Riuscì a entrare in contatto con lo Studio Ghibli, la casa di produzione fondata da Miyazaki, che era rimasta colpita da Digimon Adventure (1999) e Digimon Adventure: Bokura no War Game!, due cortometraggi che Hosoda aveva realizzato durante la sua esperienza in Toei.
Nel 2001 lo studio lo scelse per dirigere Il castello errante di Howl, ma la collaborazione fu interrotta a causa di alcune divergenze creative, e alla fine il film fu affidato a Miyazaki.
Dopo quell’esperienza, Hosoda ha spesso criticato il modello produttivo dello Studio Ghibli, pur essendone notoriamente un grande estimatore. Ha raccontato di essersi sentito offuscato dalla figura ingombrante di Miyazaki, di aver percepito la struttura fortemente gerarchica dello studio come un grosso limite e di aver avuto poche possibilità per sperimentare nuove idee e linguaggi.
Quelle frustrazioni lo indussero a cercare altrove un modello più aperto e flessibile, che gli permettesse di sviluppare un proprio stile senza doversi conformare a criteri troppo rigidi. Dopo un breve ritorno in Toei, durante il quale diresse un apprezzato film legato alla serie animata One Piece, Hosoda fu assunto da Madhouse, studio conosciuto per la sua apertura verso linguaggi sperimentali e per la varietà dei generi affrontati.
In Madhouse diresse due film che segnarono la sua consacrazione come autore. Il primo fu La ragazza che saltava nel tempo (2006), liberamente ispirato a un romanzo di Tsutsui Yasutaka del 1967. Racconta la storia di Makoto, una studentessa delle superiori che acquisisce per caso la capacità di tornare indietro nel tempo. All’inizio usa questo potere per correggere piccoli inconvenienti della vita quotidiana, ma presto scopre che ogni salto ha conseguenze imprevedibili sulle persone attorno a lei. Vinse premi in Giappone e all’estero.

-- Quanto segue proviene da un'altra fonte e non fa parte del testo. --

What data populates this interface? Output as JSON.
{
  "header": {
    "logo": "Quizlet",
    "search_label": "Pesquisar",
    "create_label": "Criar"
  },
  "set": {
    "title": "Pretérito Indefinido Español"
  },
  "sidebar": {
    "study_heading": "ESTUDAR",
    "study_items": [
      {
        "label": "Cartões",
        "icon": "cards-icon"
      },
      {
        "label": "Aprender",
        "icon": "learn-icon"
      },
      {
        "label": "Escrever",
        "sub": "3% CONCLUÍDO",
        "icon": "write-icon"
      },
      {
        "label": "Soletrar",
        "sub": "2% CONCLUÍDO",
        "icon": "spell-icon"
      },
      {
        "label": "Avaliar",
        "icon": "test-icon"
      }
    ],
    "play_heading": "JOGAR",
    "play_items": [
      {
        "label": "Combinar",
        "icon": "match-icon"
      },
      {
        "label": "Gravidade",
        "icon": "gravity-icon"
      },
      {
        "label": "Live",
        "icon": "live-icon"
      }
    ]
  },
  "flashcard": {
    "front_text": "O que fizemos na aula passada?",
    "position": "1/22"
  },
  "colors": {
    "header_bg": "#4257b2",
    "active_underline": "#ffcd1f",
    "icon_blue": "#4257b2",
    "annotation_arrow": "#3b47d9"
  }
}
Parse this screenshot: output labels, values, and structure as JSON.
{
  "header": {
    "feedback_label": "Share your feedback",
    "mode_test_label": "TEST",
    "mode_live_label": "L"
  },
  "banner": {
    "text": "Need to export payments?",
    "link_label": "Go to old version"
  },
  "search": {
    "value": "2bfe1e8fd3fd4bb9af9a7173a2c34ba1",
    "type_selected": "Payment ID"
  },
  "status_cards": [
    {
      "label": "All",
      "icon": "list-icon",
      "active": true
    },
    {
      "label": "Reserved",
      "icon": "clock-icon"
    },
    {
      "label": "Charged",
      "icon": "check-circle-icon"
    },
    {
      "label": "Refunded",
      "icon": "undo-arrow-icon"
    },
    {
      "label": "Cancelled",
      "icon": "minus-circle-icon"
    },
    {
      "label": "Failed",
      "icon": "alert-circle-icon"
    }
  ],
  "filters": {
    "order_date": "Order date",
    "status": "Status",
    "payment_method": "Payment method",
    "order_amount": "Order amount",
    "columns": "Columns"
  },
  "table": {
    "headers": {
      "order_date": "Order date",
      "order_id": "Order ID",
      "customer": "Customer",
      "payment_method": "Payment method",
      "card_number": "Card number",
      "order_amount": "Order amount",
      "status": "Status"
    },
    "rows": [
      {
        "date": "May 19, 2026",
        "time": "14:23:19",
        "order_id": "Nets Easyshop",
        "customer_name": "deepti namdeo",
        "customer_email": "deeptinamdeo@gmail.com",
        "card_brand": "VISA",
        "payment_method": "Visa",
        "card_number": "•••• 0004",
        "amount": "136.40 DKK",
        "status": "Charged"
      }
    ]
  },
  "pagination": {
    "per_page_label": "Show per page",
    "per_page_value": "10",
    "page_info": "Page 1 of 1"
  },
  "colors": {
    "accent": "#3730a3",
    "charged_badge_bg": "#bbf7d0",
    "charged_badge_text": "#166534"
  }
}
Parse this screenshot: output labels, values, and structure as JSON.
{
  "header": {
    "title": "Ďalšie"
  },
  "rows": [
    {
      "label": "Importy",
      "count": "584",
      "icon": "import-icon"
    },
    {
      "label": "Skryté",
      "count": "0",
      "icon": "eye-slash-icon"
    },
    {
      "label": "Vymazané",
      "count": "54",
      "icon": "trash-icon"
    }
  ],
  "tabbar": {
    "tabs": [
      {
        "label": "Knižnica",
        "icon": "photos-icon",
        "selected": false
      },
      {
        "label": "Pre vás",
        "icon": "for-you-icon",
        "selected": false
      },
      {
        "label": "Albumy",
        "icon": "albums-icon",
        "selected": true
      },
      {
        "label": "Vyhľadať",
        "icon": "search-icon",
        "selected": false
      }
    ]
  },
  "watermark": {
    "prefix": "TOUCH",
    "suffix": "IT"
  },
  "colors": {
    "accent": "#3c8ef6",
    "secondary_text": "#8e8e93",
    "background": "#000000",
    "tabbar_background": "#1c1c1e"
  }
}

Tre anni dopo arrivò Summer Wars (2009), che consolidò la fama internazionale di Hosoda. Ambientato tra una grande casa di campagna e un universo virtuale chiamato OZ, racconta di un adolescente alle prese con un virus informatico che rischia di provocare il caos nel mondo reale.
Dal 2011, anno della sua fondazione, tutti i film di Hosoda sono stati prodotti dallo Studio Chizu.
Il primo fu Wolf Children – Ame e Yuki i bambini lupo (2012), la storia di due fratelli nati dall’unione tra una giovane donna, Hana, e un licantropo. Dopo la morte del compagno, Hana cresce i figli da sola, affrontando le difficoltà quotidiane e il peso di una scelta che i ragazzi dovranno compiere: vivere da esseri umani o seguire la loro natura animale.
Tre anni dopo uscì The Boy and the Beast (2015). Al centro della storia c’è il rapporto di amicizia tra Ren, un bambino di 9 anni orfano di madre, e Kumatetsu, un orso. Il film fu un grande successo in Giappone, dove nel 2016 ottenne il Japan Academy Award come miglior film d’animazione.
Con Mirai (2018) Hosoda approfondisce ulteriormente il tema della famiglia, legandolo per molti aspetti alle sue vicende biografiche. Al centro della storia c’è Kun, un bambino che fatica ad accettare l’arrivo della sorellina appena nata e che, in una serie di viaggi nel tempo, incontra versioni diverse dei suoi familiari e di sé stesso. Il film fu presentato in concorso al festival di Cannes e ottenne una candidatura all’Oscar come miglior film d’animazione, la prima per un’opera di Hosoda.
Nel 2021 uscì Belle, una storia di formazione incentrata sulle identità parallele che si costruiscono online. La protagonista è Suzu, una liceale introversa segnata da un lutto, che entra nel social network U e acquisisce l’identità di Belle, una popstar seguita da milioni di utenti. Presentato in anteprima a Cannes, il film fu selezionato come candidato giapponese agli Oscar e vinse numerosi premi internazionali, tra cui quello della giuria al Festival di Annecy, uno dei più importanti tra quelli dedicati all’animazione.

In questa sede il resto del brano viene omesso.